In both respects, therefore, HMRC failed to comply with the Unless Order.

In holding that HMRC be barred from participating in further proceedings, the Tribunal Judge, citing Lord Dyson in Mitchell, accorded particular weight to the Overriding Objective to treat cases justly and fairly and in particular (a) for litigation to be conducted efficiently and at proportionate cost and (b) to enforce compliance with rules, practice directions and orders.

Strictly, the Mitchell authority relates to the considerations that the court should apply when there is an application for relief from sanctions.  In the instant case no sanction had been applied, however, CPR Rule 3.9, as applied in Mitchell, does apply where there has been a failure to comply with any rule, practice direction or court order. As such the considerations of Lord Dyson were deemed to be helpful guidance by the Tribunal Judge.

The Upper Tribunal’s decision in McCarthy & Stone [2014] UKUT196 was also cited to lend credence to the fact that Mitchell was as applicable in a Tribunal as in Court proceedings.

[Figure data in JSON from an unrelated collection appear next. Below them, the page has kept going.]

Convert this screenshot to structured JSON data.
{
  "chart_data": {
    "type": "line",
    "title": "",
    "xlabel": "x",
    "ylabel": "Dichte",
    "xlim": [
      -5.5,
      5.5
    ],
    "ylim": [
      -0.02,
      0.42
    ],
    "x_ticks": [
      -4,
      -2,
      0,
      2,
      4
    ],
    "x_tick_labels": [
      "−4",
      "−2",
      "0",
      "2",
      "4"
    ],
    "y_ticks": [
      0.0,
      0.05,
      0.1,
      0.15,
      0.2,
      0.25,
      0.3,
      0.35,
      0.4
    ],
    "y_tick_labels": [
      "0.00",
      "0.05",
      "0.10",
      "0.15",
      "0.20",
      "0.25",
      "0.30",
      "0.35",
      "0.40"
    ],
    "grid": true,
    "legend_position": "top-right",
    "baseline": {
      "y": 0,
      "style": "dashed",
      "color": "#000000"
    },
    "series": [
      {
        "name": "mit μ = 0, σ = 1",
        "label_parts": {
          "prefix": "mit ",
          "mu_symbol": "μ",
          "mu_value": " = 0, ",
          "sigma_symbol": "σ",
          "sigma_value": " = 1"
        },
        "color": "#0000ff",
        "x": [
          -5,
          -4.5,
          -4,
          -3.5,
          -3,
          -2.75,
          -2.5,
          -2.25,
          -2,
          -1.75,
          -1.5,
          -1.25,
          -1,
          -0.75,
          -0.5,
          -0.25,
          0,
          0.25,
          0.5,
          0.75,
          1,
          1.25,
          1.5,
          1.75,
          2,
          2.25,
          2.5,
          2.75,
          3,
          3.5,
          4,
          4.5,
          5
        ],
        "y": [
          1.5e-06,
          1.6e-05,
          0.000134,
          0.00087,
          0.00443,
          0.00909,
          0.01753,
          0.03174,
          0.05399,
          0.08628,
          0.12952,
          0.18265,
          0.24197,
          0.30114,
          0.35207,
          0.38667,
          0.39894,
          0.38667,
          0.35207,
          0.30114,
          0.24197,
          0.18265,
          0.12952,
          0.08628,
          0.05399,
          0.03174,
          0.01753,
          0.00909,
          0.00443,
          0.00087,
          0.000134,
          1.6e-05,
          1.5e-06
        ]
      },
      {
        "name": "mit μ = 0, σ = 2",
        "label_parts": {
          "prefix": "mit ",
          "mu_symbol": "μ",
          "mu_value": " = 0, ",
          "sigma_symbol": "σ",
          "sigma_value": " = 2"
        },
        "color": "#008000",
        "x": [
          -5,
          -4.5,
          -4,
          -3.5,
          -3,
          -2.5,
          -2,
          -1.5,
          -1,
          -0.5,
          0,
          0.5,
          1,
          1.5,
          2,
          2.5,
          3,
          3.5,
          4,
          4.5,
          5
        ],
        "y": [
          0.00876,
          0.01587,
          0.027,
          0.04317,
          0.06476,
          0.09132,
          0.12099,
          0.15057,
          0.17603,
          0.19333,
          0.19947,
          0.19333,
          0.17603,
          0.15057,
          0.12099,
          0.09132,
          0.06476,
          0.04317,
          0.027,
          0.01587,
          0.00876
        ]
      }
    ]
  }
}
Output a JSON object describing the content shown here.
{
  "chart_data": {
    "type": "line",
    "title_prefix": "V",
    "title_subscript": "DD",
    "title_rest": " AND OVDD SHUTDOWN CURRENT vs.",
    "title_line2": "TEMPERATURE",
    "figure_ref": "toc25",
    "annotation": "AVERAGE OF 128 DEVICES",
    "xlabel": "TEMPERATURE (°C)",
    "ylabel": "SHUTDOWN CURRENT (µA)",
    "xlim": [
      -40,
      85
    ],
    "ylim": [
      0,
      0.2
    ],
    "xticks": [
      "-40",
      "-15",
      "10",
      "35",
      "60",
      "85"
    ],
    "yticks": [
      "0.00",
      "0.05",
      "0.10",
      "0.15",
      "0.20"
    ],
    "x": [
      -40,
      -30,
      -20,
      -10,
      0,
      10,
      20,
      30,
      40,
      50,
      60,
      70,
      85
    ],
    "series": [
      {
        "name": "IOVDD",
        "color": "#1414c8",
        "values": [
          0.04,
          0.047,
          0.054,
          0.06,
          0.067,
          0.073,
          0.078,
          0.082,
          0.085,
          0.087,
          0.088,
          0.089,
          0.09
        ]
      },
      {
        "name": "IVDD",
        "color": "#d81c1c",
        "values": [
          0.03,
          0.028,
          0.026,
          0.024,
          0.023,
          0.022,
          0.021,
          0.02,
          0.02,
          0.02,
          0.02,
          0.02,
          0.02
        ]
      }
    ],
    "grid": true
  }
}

In the process of reaching her decision, the Tribunal Judge disregarded HMRC's submissions that: (i) the case was to be a test case on the application of notes (2) and (3) following the amendment to s 72 VATA 1984; (ii) a bar would likely cause HMRC to lose the appeal and give the Appellant licence to treat HMRC's decision as wrong ad infinitum and (iii) the unless order was not an automatic strike out under Rule 8(1) as applied for, but a discretionary strike out under Rule 8(3)(a).

The conclusions to be drawn are reasonably clear: litigation in the tax tribunals is to be conducted within the purview of the Overriding Objective; 'well-intentioned incompetence' for which there is no good reason should not usually attract relief from sanctions unless the default is trivial; and poorly prepared statements of case, or unjustified delays to the proceedings can result in the award of 'draconian' remedies (the Tribunal's words).